Effective leaders avoid the mistakes that prevent success just as much as they
chase the skills that accelerate it.
Inversion
can be particularly useful for challenging your own beliefs. It forces you to
treat your decisions like a court of law. In court, the jury has to listen to
both sides of the argument before making up their mind. Inversion helps you do
something similar. What if the evidence disconfirmed what you believe? What if
you tried to destroy the views that you cherish? Inversion prevents you from making
up your mind after your first conclusion. It is a way to counteract the
gravitational pull of confirmation bias.
Inversion
is an essential skill for leading a logical and rational life.
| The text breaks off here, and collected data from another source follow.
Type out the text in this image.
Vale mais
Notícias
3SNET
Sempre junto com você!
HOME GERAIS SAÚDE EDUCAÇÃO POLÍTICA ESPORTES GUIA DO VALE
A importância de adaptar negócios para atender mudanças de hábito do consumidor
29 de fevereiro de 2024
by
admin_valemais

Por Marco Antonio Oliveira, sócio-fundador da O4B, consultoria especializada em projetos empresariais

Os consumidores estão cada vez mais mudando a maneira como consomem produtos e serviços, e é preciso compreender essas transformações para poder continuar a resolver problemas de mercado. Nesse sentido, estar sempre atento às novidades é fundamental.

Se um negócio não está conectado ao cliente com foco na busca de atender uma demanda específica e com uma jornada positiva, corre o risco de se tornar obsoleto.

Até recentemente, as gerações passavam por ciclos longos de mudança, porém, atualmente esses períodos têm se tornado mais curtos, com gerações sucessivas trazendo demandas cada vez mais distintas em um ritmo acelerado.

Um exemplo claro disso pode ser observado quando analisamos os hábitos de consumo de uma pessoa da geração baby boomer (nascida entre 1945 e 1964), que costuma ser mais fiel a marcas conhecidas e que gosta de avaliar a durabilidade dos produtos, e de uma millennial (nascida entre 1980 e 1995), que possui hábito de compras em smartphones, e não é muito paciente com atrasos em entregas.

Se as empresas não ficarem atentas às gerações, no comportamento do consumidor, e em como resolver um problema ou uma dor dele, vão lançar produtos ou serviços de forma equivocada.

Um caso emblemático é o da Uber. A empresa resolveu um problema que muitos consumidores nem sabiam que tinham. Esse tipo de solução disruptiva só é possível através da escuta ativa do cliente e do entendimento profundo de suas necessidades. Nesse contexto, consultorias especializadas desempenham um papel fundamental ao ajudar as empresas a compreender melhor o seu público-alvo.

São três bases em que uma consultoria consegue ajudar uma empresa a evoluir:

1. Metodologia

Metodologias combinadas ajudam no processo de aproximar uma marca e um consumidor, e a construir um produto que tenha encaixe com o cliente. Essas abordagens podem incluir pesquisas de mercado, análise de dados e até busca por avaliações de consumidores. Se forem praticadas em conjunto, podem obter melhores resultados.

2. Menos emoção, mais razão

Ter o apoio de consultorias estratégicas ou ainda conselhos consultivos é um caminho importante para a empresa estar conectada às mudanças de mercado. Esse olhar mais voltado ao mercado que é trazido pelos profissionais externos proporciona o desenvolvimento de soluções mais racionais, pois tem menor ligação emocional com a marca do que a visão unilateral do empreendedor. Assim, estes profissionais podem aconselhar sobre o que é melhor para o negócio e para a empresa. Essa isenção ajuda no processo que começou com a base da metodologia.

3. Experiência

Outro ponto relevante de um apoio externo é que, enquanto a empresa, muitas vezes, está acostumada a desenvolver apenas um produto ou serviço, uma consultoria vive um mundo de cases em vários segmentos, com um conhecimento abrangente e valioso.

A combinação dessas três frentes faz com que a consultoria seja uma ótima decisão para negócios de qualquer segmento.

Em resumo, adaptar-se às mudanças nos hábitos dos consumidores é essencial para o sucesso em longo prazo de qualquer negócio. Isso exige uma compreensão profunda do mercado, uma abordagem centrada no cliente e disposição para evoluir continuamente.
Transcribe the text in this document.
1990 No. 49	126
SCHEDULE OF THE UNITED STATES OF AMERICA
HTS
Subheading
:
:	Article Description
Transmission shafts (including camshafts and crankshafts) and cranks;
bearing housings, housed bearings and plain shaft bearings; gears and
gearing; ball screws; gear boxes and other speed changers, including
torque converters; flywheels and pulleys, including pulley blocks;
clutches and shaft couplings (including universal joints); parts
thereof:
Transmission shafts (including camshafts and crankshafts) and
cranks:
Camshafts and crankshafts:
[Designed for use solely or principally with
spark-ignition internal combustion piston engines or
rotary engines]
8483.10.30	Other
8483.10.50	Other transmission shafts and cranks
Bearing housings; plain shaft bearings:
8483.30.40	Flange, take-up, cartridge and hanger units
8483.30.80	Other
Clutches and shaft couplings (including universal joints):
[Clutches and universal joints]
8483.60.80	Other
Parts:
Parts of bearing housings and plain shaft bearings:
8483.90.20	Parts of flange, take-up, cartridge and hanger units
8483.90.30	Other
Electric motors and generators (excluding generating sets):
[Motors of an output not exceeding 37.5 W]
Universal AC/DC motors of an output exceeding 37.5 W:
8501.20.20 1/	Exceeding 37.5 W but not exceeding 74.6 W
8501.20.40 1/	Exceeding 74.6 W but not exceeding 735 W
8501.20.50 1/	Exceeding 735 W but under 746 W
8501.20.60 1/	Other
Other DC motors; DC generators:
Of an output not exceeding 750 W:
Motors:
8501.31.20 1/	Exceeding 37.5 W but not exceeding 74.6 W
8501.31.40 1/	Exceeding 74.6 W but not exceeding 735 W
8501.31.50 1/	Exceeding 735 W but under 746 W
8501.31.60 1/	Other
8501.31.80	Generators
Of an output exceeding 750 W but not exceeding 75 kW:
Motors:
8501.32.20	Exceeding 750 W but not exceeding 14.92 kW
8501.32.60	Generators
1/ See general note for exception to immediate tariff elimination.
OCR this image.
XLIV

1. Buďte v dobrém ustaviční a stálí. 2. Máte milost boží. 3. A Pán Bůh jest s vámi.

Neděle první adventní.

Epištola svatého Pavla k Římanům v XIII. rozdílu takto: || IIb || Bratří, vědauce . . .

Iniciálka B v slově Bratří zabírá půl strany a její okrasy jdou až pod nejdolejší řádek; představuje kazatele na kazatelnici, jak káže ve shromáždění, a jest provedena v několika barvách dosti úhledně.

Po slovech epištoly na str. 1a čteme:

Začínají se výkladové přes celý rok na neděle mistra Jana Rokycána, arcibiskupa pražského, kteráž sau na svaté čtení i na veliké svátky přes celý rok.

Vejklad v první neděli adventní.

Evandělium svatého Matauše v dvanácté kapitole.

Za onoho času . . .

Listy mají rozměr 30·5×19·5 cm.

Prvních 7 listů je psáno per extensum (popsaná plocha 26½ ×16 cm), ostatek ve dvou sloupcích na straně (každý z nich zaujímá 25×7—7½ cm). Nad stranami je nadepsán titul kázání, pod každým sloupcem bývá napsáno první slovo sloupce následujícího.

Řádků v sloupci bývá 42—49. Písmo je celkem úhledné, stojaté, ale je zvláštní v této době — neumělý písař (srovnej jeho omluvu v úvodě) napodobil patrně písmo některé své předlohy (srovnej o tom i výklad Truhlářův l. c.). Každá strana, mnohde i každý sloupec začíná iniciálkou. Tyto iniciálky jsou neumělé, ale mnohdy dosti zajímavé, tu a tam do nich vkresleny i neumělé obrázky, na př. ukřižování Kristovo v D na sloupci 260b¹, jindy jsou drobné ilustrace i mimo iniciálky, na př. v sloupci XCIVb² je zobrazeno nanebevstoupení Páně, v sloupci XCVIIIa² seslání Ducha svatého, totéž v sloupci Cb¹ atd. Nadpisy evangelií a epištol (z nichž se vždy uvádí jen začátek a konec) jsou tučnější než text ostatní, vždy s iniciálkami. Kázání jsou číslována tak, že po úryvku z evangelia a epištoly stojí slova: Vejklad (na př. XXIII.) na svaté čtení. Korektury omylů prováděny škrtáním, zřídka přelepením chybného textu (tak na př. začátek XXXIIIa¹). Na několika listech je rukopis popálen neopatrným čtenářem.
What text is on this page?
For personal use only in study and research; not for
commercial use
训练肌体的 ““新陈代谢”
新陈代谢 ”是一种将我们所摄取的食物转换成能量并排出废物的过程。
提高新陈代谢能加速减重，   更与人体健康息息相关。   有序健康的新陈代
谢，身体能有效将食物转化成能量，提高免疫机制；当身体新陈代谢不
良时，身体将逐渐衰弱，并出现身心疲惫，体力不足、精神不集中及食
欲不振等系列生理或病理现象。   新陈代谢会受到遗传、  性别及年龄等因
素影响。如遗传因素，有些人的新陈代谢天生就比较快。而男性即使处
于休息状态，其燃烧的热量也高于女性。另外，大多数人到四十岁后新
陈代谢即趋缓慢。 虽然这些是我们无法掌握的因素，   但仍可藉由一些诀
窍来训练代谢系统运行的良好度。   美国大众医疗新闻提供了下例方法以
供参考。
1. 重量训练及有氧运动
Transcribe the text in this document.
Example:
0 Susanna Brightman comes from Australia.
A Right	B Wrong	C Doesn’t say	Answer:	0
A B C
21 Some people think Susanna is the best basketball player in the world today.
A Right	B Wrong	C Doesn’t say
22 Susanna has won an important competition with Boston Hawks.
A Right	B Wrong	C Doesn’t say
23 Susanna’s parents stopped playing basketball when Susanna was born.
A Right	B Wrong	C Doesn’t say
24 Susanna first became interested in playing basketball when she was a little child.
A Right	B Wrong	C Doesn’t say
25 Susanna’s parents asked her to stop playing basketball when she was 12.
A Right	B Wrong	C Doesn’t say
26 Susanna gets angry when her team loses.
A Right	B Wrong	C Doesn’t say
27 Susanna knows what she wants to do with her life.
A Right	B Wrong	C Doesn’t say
It allows you to
step outside your normal patterns of thought and see situations from a
different angle. Whatever problem you are facing, always consider the opposite
side of things.
FOOTNOTES
1. Hat tip to
Ryan Holiday. I learned about the “premeditatio malorum” in his article, Practice the Stoic Art
of Negative Visualization. His books on Stoicism are great
as well. I recommend starting with The Obstacle is the Way.
2. Inversion
is different than working backward or “beginning with the end in mind.” Those
strategies keep the same goal and approach it from a different direction.
Meanwhile, inversion asks you to consider the opposite of your desired result.
3. A variety
of math textbooks claim that “invert, always invert” was one of Jacobi's
favorite phrases. The oldest source I could find was the Bulletin of the American
Mathematical Society, Volume 23. 1917.
5. 10 years later, Cobain
lives on in his music, TODAY. Also, see For The Record: Quick
News On Gwen Stefani, Pharrell Williams, Ciara, ‘Dimebag' Darrell, Nirvana,
Shins & More, MTV.
6. Sandford
1995, p. 181
8. The term
“Failure Premortem” was coined by psychologist Gary Klein in 2007.